Investors often use index-based style-driven ETFs to support their asset allocation. Despite my efforts, expense ratio is often the most important factor used when choosing an ETF. However, what’s inside is a bigger driver of returns, as we will see with small-cap value ETFs.
We recently discussed how large-cap value ETFs were gaining traction with advisors, but what they owned was not the same. This is just as notable with small-caps. During a webcast in mid-May with American Century, VettaFi asked advisors, “What is the overlap between the CRSP US Small Cap Value Index & the S&P 600 Small Cap Value Index?” The CRSP index is tracked by the (VBR ), while the (IJS ) seeks to replicate the S&P style benchmark. While the two ETFs sound the same, there’s shockingly just a 15% overlap in the two ETFs. Just under one in four advisor respondents answered correctly when given four choices, with nearly half selecting a 37% overlap.
What’s Inside Popular Small-Cap Value ETFs?
VBR is a $23 billion ETF that has nearly 850 holdings with a median $5.4 billion market capitalization.

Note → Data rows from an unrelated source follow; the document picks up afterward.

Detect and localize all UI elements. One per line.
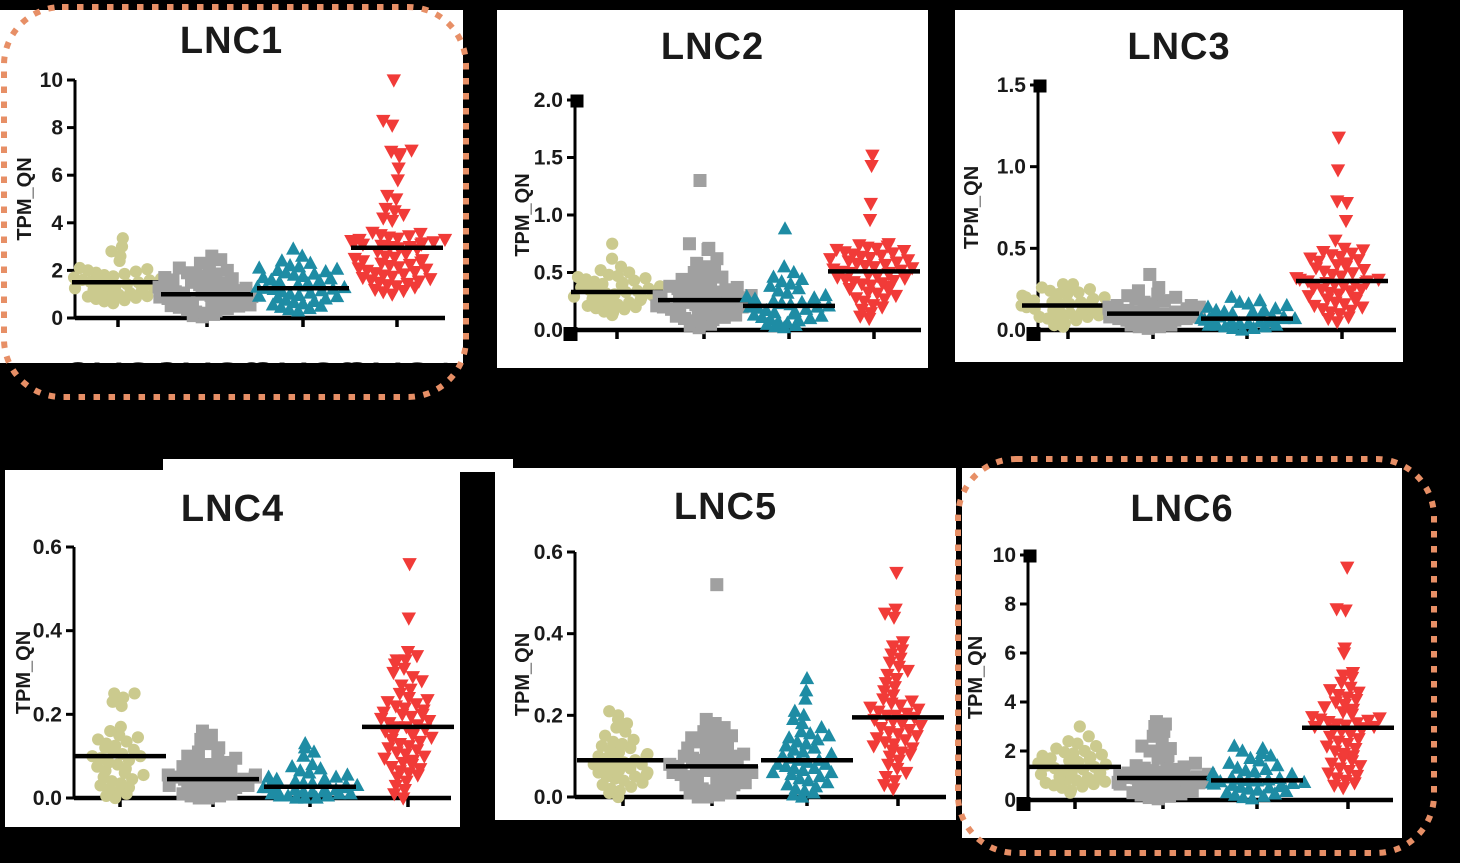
- svg-text:0.4: 0.4: [33, 620, 63, 643]
- x-category-label: CMS2: [1097, 358, 1208, 362]
- svg-text:4: 4: [51, 212, 63, 235]
- svg-text:8: 8: [1004, 593, 1016, 616]
- svg-text:TPM_QN: TPM_QN: [965, 636, 987, 719]
- x-category-label: CMS4: [341, 355, 452, 363]
- x-category-label: CMS4: [1286, 358, 1397, 362]
- panel-title-lnc3: LNC3: [1127, 26, 1231, 68]
- scatter-plot-lnc2: 0.0 0.5 1.0 1.5 2.0 TPM_QN CMS1CMS2CMS3CMS4: [512, 89, 928, 368]
- x-category-label: CMS1: [561, 367, 672, 368]
- x-category-label: CMS2: [151, 355, 262, 363]
- svg-text:TPM_QN: TPM_QN: [512, 633, 534, 716]
- svg-text:0.0: 0.0: [534, 319, 563, 342]
- svg-text:2.0: 2.0: [534, 89, 563, 112]
- svg-text:0.6: 0.6: [534, 541, 563, 564]
- svg-text:0.2: 0.2: [33, 703, 62, 726]
- x-category-label: CMS4: [818, 367, 928, 368]
- svg-text:2: 2: [51, 259, 63, 282]
- svg-text:6: 6: [51, 164, 63, 187]
- svg-text:0.0: 0.0: [534, 786, 563, 809]
- svg-text:0.2: 0.2: [534, 704, 563, 727]
- svg-text:8: 8: [51, 117, 63, 140]
- svg-text:0.5: 0.5: [534, 262, 564, 285]
- panel-lnc4: LNC4 0.0 0.2 0.4 0.6 TPM_QN CMS1CMS2CMS3CMS4: [5, 470, 460, 827]
- svg-text:TPM_QN: TPM_QN: [961, 166, 983, 249]
- x-category-label: CMS2: [157, 823, 268, 827]
- svg-text:0.6: 0.6: [33, 536, 62, 559]
- svg-text:6: 6: [1004, 642, 1016, 665]
- x-category-label: CMS3: [733, 367, 844, 368]
- svg-text:2: 2: [1004, 740, 1016, 763]
- panel-lnc2: LNC2 0.0 0.5 1.0 1.5 2.0 TPM_QN CMS1CMS2CMS3CM…: [497, 10, 928, 368]
- x-category-label: CMS1: [64, 823, 175, 827]
- svg-text:1.5: 1.5: [997, 74, 1027, 97]
- panel-notch-strip: [163, 459, 513, 472]
- svg-text:TPM_QN: TPM_QN: [512, 173, 534, 256]
- x-category-label: CMS3: [1191, 358, 1302, 362]
- svg-text:0.0: 0.0: [997, 319, 1026, 342]
- svg-text:0.4: 0.4: [534, 623, 564, 646]
- x-category-label: CMS3: [254, 823, 365, 827]
- svg-text:TPM_QN: TPM_QN: [13, 631, 35, 714]
- x-category-label: CMS1: [1012, 358, 1123, 362]
- x-category-label: CMS2: [648, 367, 759, 368]
- scatter-plot-lnc4: 0.0 0.2 0.4 0.6 TPM_QN CMS1CMS2CMS3CMS4: [13, 536, 460, 827]
- svg-text:0.0: 0.0: [33, 787, 62, 810]
- panel-title-lnc4: LNC4: [180, 488, 285, 530]
- panel-title-lnc2: LNC2: [660, 26, 765, 68]
- svg-text:TPM_QN: TPM_QN: [14, 157, 36, 240]
- x-category-label: CMS4: [1292, 837, 1402, 838]
- x-category-label: CMS4: [352, 823, 460, 827]
- panel-lnc3: LNC3 0.0 0.5 1.0 1.5 TPM_QN CMS1CMS2CMS3CMS4: [955, 10, 1403, 362]
- panel-title-lnc5: LNC5: [673, 486, 778, 528]
- svg-text:0: 0: [1004, 789, 1016, 812]
- svg-text:1.0: 1.0: [534, 204, 563, 227]
- svg-text:0: 0: [51, 307, 63, 330]
- svg-text:10: 10: [993, 544, 1016, 567]
- svg-text:1.5: 1.5: [534, 147, 564, 170]
- svg-text:10: 10: [40, 69, 63, 92]
- svg-text:4: 4: [1004, 691, 1016, 714]
- scatter-plot-lnc3: 0.0 0.5 1.0 1.5 TPM_QN CMS1CMS2CMS3CMS4: [961, 74, 1398, 362]
- svg-text:1.0: 1.0: [997, 156, 1026, 179]
- svg-text:0.5: 0.5: [997, 237, 1027, 260]
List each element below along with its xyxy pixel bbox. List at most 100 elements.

These include top-10 stakes in Atmos Energy, Builders FirstSource, Bunge, IDEX, and Reliance Steel & Aluminum. Likely aided by its low 0.07% expense ratio, the popular Vanguard ETF gathered approximately $200 million in assets despite losing 1.0% in value year-to-date as of May 19.
Meanwhile, IJS has $6.5 billion in assets spread across 455 positions that have a median market cap of $1.3 billion. None of VBR’s top-10 positions can be found in IJS. However, the iShares ETF has top-10 positions in companies such as Group 1 Automotive, Insight Enterprises, Meritage Homes, and Signet Jewelers. IJS has a 0.25% net expense ratio, higher than VBR’s, and yet it has been the stronger performer of the pair in 2023. IJS was down only 0.2% thus far at time of writing. In 2023, IJS has incurred approximately $100 million in net outflows.
From a sector perspective, IJS was more exposed to consumer discretionary stocks (19% vs. 15% for VBR) and information technology (8.8% vs. 5.7%). In contrast, IJS had a lower stake in financials (17% vs. 20%) and industrials (17% vs. 23%).
Small-Cap Value ETFs Perform Differently
The approximately 80 basis point gap between the two ETFs thus far in 2023 is nothing new. In 2022, VBR was the stronger performer, declining 9.3%, or less than 200 basis points more than VBR. However, in 2021, IJS rose 31%, approximately 250 basis points more than VBR. Going further back in time, these two ETFs demonstrate relative success.
While it is not always clear which small-cap value ETF will outperform each year, the gap between the funds has consistently been much wider than the 18 basis point expense ratio differential. With ETFs, it remains important for advisors to go beyond expense ratios and look inside.